Les débats intellectuels et idéologiques autour de l’approche de la FELGT et des divers groupes du movimiento – constructionnisme versus essentialisme, communautarisme ou individualisme, identitaire versus universalisme, etc. – sont également (provisoirement ?) écartés. Il est important que le mouvement LGBT soit uni et se présente avec une seule voix. La priorité est donnée au débat sur l’égalité et aux objectifs politiques clairs. La majorité des militants est consciente que c’est le prix à payer pour que leurs revendications puissent aboutir. Les militants LGBT de la FELGT participent à divers forum, associations familiales, de parents, syndicales, religieuses… Ils sont également présents lors des défilés contre la guerre, des revendications syndicales, du 1er mai et de toutes les manifestations

politisées. Ils occupent le terrain. Le risque est de se montrer « trop » politisé. Mais il est assumé et considéré comme nécessaire.
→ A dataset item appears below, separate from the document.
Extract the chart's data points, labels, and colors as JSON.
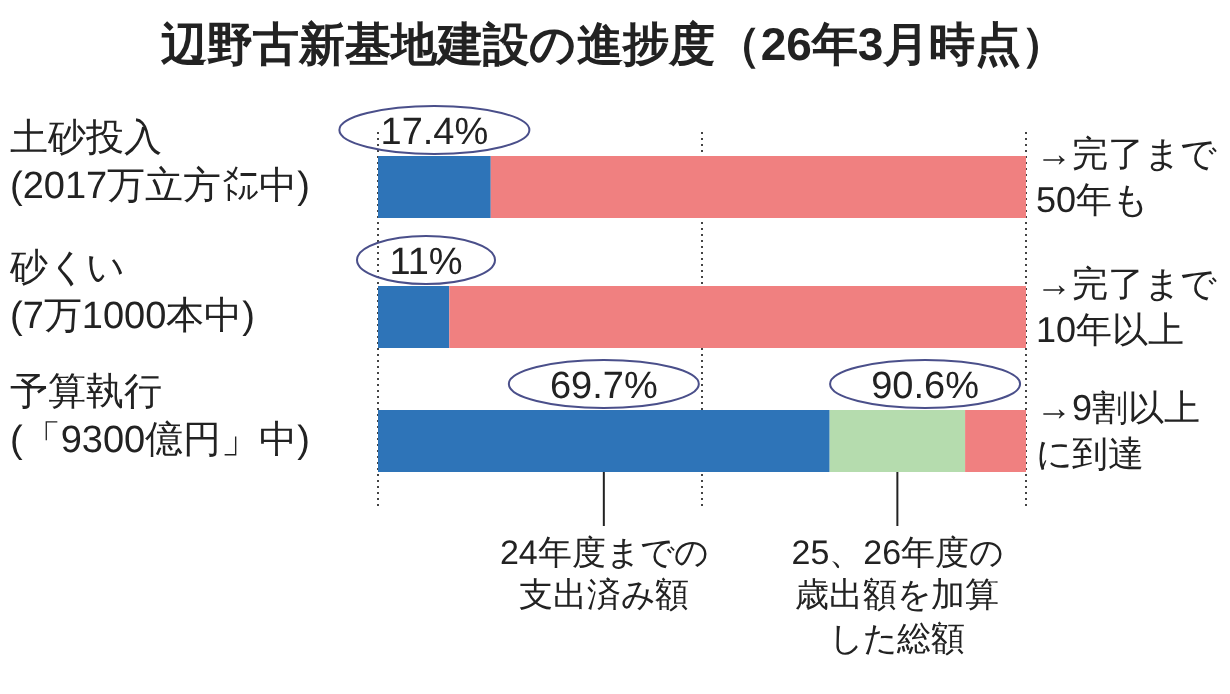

Lors du défilé de l’Orgullo (la Gay Pride), le consensus prime également. Des milliers de personnes descendent dans les rues. Les principaux représentants politiques, syndicaux et sociaux sont à la tête du cortège. Les droits des gays et des lesbiennes gagnent en visibilité et sont symboliquement reconnus comme des droits à l’égalité pour tous et toutes. L’Eglise, des représentants de la droite et d’autres instituions conservatrices réagissent. Une résistance s’organise.